# Supervalue Breaks



## Newbie! (26 Feb 2010)

Unfortunately we have decided not to travel abroad this summer and are instead going to holiday in Ireland, specifically round cork/west cork/kerry. 

I was looking at the Supervalue breaks online and cant decide between 3nights (BB1D) in a 4* hotel or 2nights (BB only) in a 5* hotel. There is an ocean of 4 star hotels to choose from eg. Carlton or Trident in Kinsale. The 5* hotels include Fota Island, Aghadoe and Muckross. 
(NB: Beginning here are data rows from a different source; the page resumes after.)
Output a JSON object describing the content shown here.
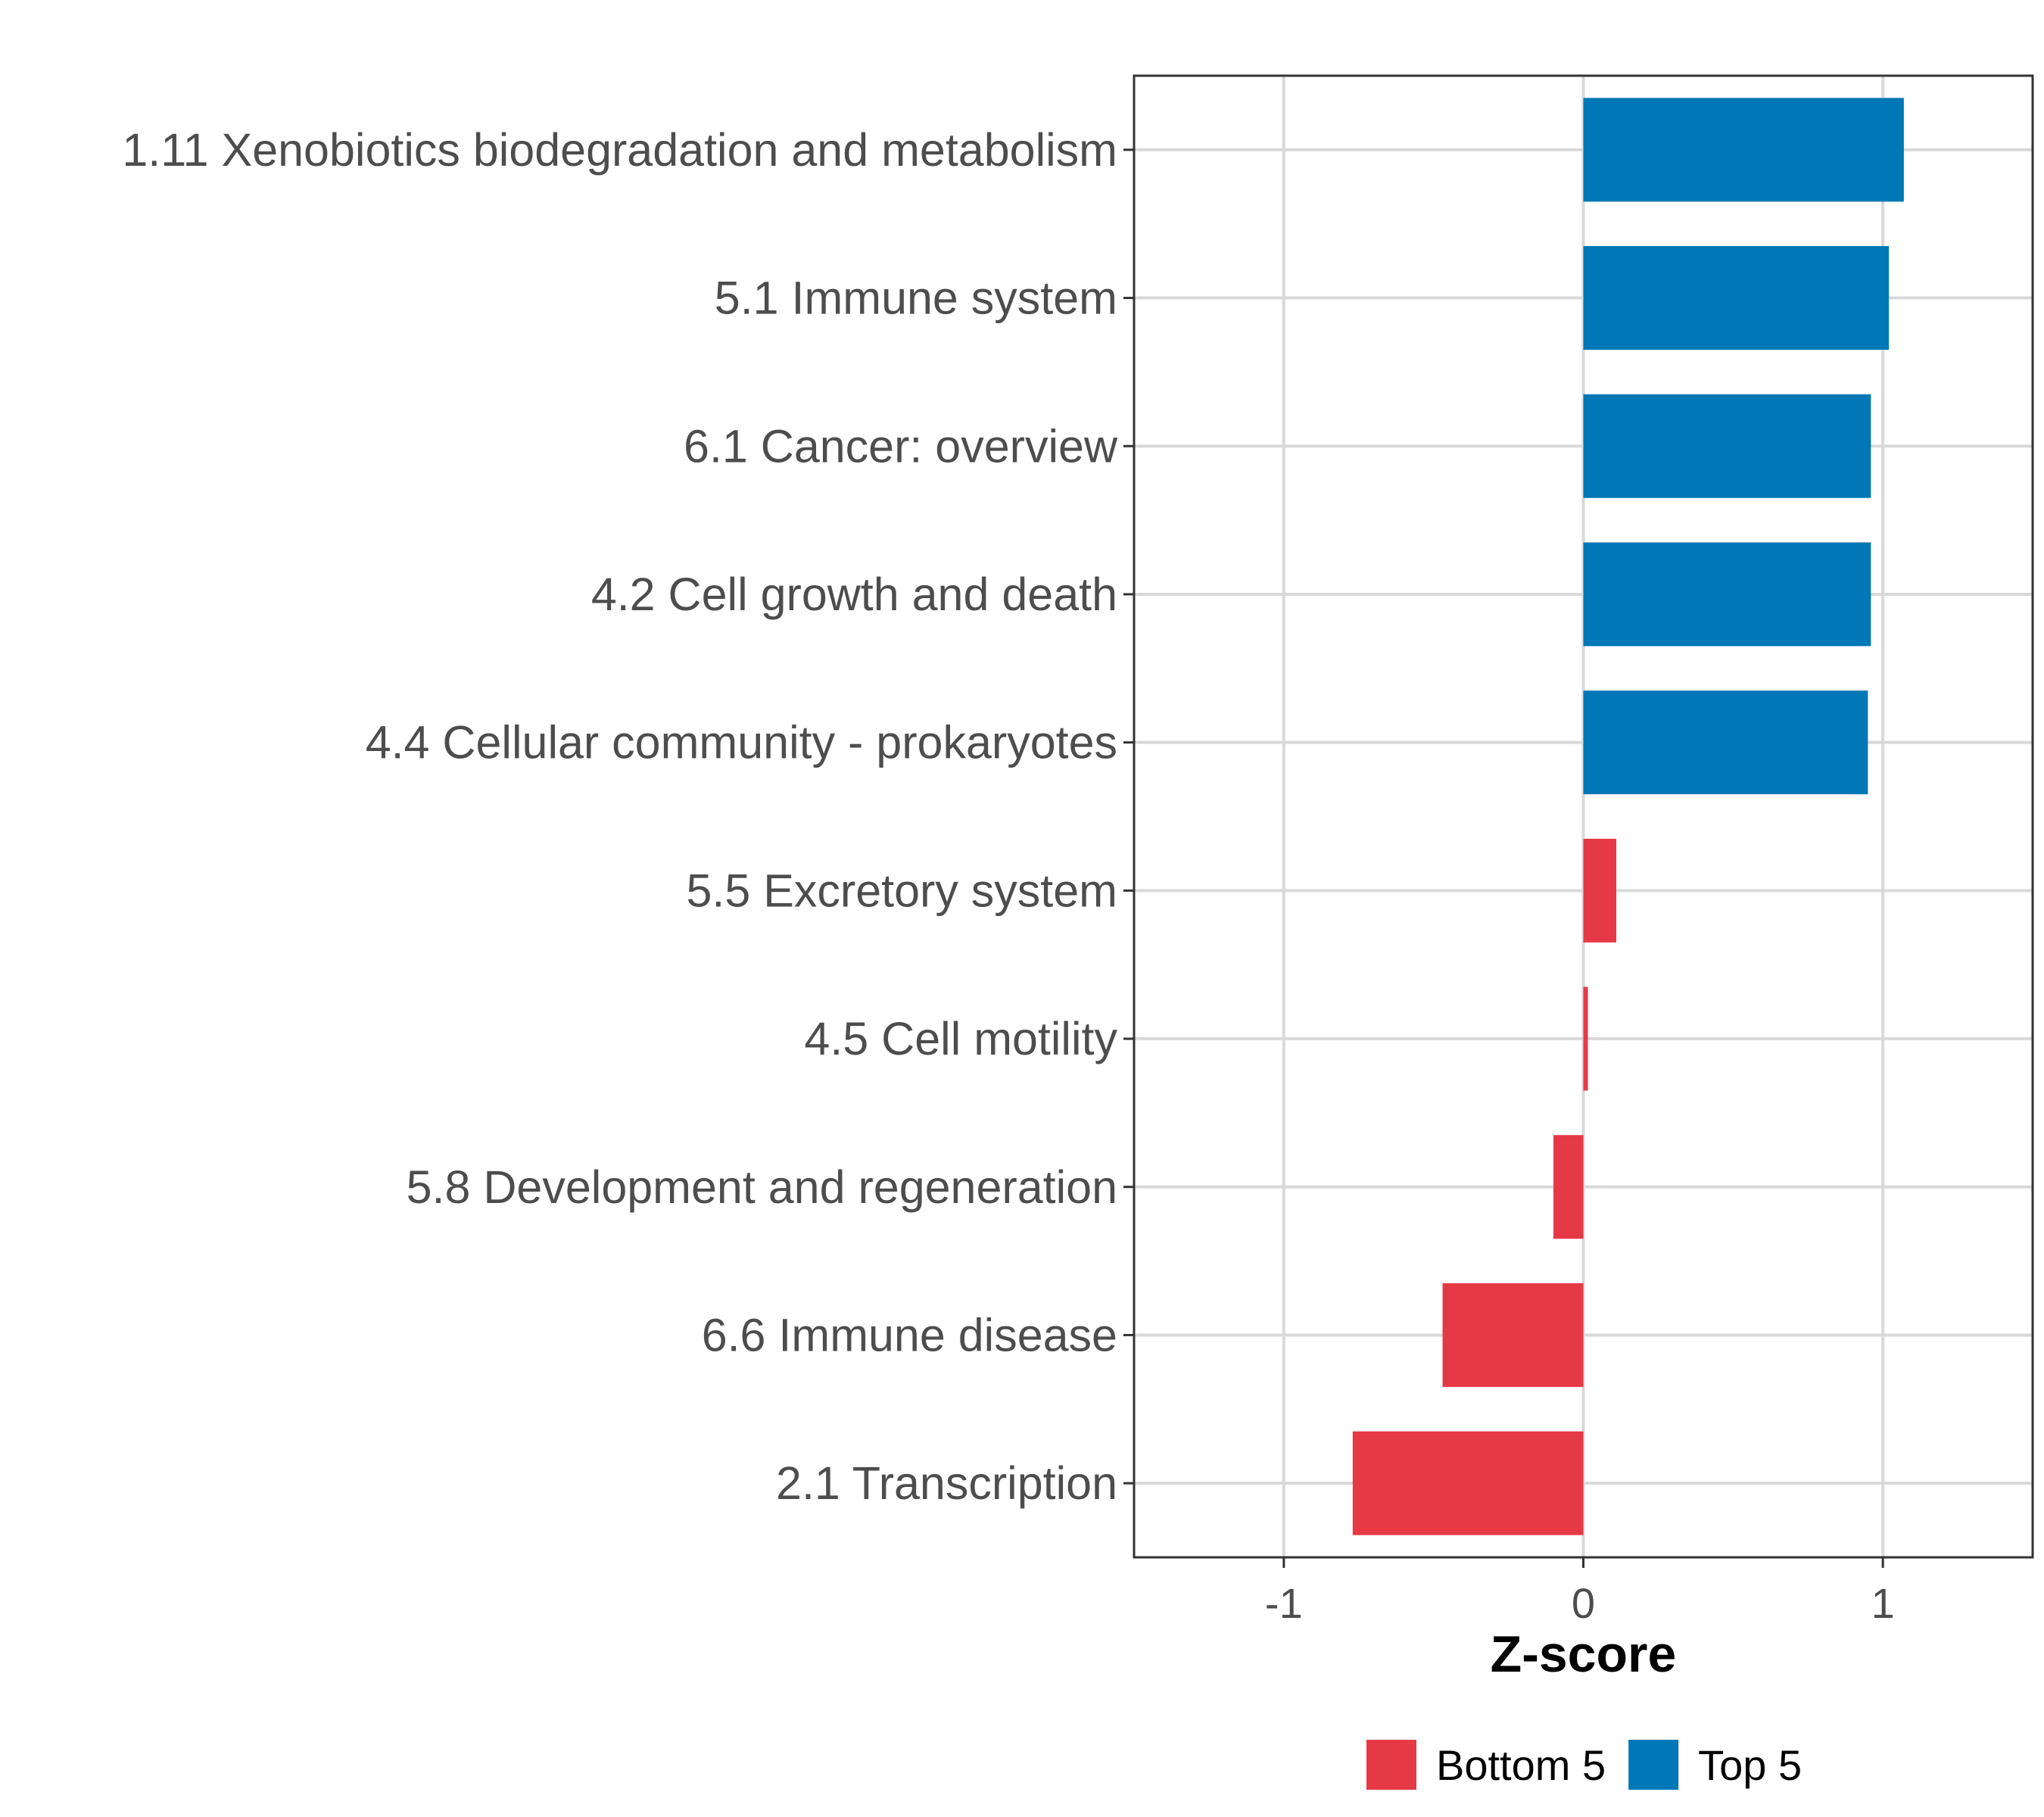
{
  "chart_data": {
    "type": "bar",
    "orientation": "horizontal",
    "title": "",
    "xlabel": "Z-score",
    "ylabel": "",
    "xlim": [
      -1.5,
      1.5
    ],
    "xticks": [
      -1,
      0,
      1
    ],
    "xtick_labels": [
      "-1",
      "0",
      "1"
    ],
    "grid": true,
    "legend_position": "bottom",
    "categories": [
      "1.11 Xenobiotics biodegradation and metabolism",
      "5.1 Immune system",
      "6.1 Cancer: overview",
      "4.2 Cell growth and death",
      "4.4 Cellular community - prokaryotes",
      "5.5 Excretory system",
      "4.5 Cell motility",
      "5.8 Development and regeneration",
      "6.6 Immune disease",
      "2.1 Transcription"
    ],
    "values": [
      1.07,
      1.02,
      0.96,
      0.96,
      0.95,
      0.11,
      0.01,
      -0.1,
      -0.47,
      -0.77
    ],
    "groups": [
      "Top 5",
      "Top 5",
      "Top 5",
      "Top 5",
      "Top 5",
      "Bottom 5",
      "Bottom 5",
      "Bottom 5",
      "Bottom 5",
      "Bottom 5"
    ],
    "legend": [
      {
        "label": "Bottom 5",
        "color": "#e63946"
      },
      {
        "label": "Top 5",
        "color": "#0077b6"
      }
    ]
  }
}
My question is are the 5stars worth paying more for, for less time? If its worth it, I don't mind sacrificing a night.


----------



## WaterWater (26 Feb 2010)

*Re: Suoervalue Breaks*

Some of the hotels on offer with SuperValu are in both the 3 star and 4 star listings for certain dates, so why pay the 4 star price. 
The Carlton in Kinsale is a very nice hotel but on the outskirts so you will need a car...drink driving etc. The Trident is in the centre of town more or less.
Why not choose the €99 mid week break for 3 nights. Less chance of a wedding taking place midweek than at weekends so more room and less noise/disturbance.


----------



## Newbie! (26 Feb 2010)

Thanks waterwater. will look at the €99 breaks. Do you know anything about the 5* hotels?


----------



## WaterWater (27 Feb 2010)

I have stayed in the 3 and 4 star hotels but not the 5 star. I have no real interest in Spa type breaks. I would suggest logging on to the www.supervalugetawaybreaks.com website and choose the hotel in the area that you are interested in then check out the hotel reviews on . Or Google the name of the hotel and that will bring you direct to the Tripadvisor reviews.
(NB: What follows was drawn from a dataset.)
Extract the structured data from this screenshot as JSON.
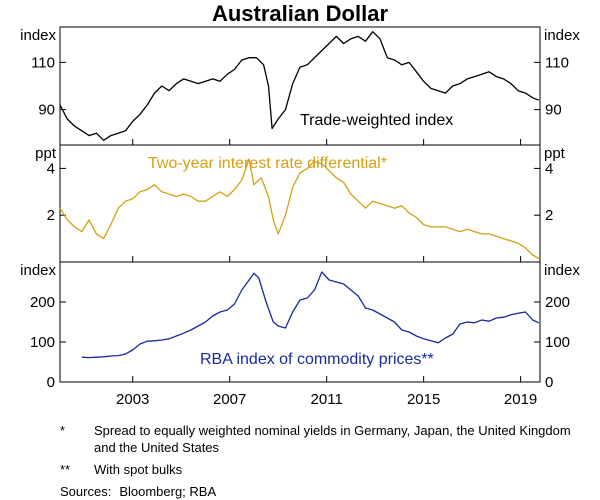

If I might make a suggestion. Why not do two Supervalu breaks back to back? If you are travelling all the way from Dublin to Killarney you could choose a midweek break for €99 per head for 3 nights midweek on the way down or back and then treat yourself to the two night 5 or 4 star break for the weekend?


----------



## coleen (3 Mar 2010)

I have gone on lots of supervalu breaks 3* 4* and 5* . I find them all great value I think there is very little between the price of the 3*and 4* so if it is available i pick the 4* as they normally have leisure centres. I have stayed in Sheen falls Kenmare and the Adaghoe Killarney both fab they only thing I have to say is that the 5* places are usually out of town and the drinks are pricey and if you have dinner there it is more costly. When we stayed in Sheen Falls we had bar food and that was more expensive than normal bar food but very nice and the next night we went in to Kenmare to eat but I would go back again. There are a few of the 5* that are in towns like Killarney park which also has lovely bar food and I have heard it is lovely to stay in and Hayfield Manor in Cork City so if you stay in 1 of these you can walk out else where to eat and have a drink. I have also done back to back breaks in 4 * so for €218 pp you get 5 nights with 2 dinners that is hard to beat.


----------